The initial excitement seemed to be about the War Zombs of which there were three variants released. But it soon became clear that two variants with high-top sneakers and slogan’d shirts were possibly rarer – the NYCC Zombs (based on a design previously released in 1/6th scale at the New York Comic Convention).
Then there were the Zombots, human bodies with robot heads only two colourways of these were made. Then the commons, the Boiler Zombs (an umbrella label because of their variety of coloured boiler suits being their most distinguishing feature) with some differences in faces or hair styles.
Finally the non-blind box figures, whilst popular seemed to be significantly less sought after almost certainly because buyers had known much more about what they would be like – only sketches of these had similarly ever been shown but the colourways were at least named ahead of time and the was no random element to what you received.

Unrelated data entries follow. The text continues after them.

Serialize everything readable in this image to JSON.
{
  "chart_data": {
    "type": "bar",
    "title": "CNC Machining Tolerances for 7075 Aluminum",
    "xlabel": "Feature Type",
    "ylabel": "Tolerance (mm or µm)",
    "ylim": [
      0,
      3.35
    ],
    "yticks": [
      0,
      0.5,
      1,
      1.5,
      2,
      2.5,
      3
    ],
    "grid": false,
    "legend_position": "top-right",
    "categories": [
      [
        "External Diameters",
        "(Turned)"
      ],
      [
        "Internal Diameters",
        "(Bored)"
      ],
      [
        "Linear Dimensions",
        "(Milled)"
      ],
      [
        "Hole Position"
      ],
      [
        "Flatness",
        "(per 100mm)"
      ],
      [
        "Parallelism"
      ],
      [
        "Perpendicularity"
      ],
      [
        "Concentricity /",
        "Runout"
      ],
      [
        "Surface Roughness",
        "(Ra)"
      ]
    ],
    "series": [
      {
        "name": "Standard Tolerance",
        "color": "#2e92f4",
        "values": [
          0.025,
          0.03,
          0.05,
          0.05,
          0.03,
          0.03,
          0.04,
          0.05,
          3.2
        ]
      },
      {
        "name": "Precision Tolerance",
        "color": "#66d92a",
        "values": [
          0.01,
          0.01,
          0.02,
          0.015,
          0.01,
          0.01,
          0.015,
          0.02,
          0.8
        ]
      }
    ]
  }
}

The other big factor in what made the blind boxed Zombs more sought after was a mistake or possibly some misinformation which happened during the pre-order. It seems many buyers thought they were limited to ordering a maximum of three figures. Why or how this misunderstanding arose I don’t know as I wasn’t ordering any, but later when they shipped it became apparent that many had limited their order to three pieces, but others had ordered more, some as many as ten or twelve figures. The net result come delivery time was a shortage of doubles and worse, even more people trying to get hold of some of the figures they didn’t get within their allocation but now desperately wanted.

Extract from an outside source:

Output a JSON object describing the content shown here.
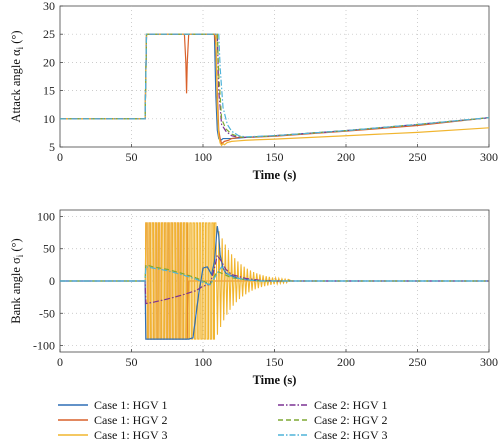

The secondary market in the wake of this toy drop was madness, some Zombs were changing hands for three to five times their original cost. Many people were doing straightforward swaps, but because of the perceived rarity of some of the variants trades were not always going to work. The only way to succeed in this situation is patience. Wait for the excitement and feeding frenzy to die down and then pick off bargains or trades when sanity has returned.
So my Zomb collection grew, slowly. Now it is of just enough size for me to name it a hoard (a very modest hoard).
But those NYCC Zombs are still eluding me. I’d be happy with just one of the pair, but for now it’s a waiting game.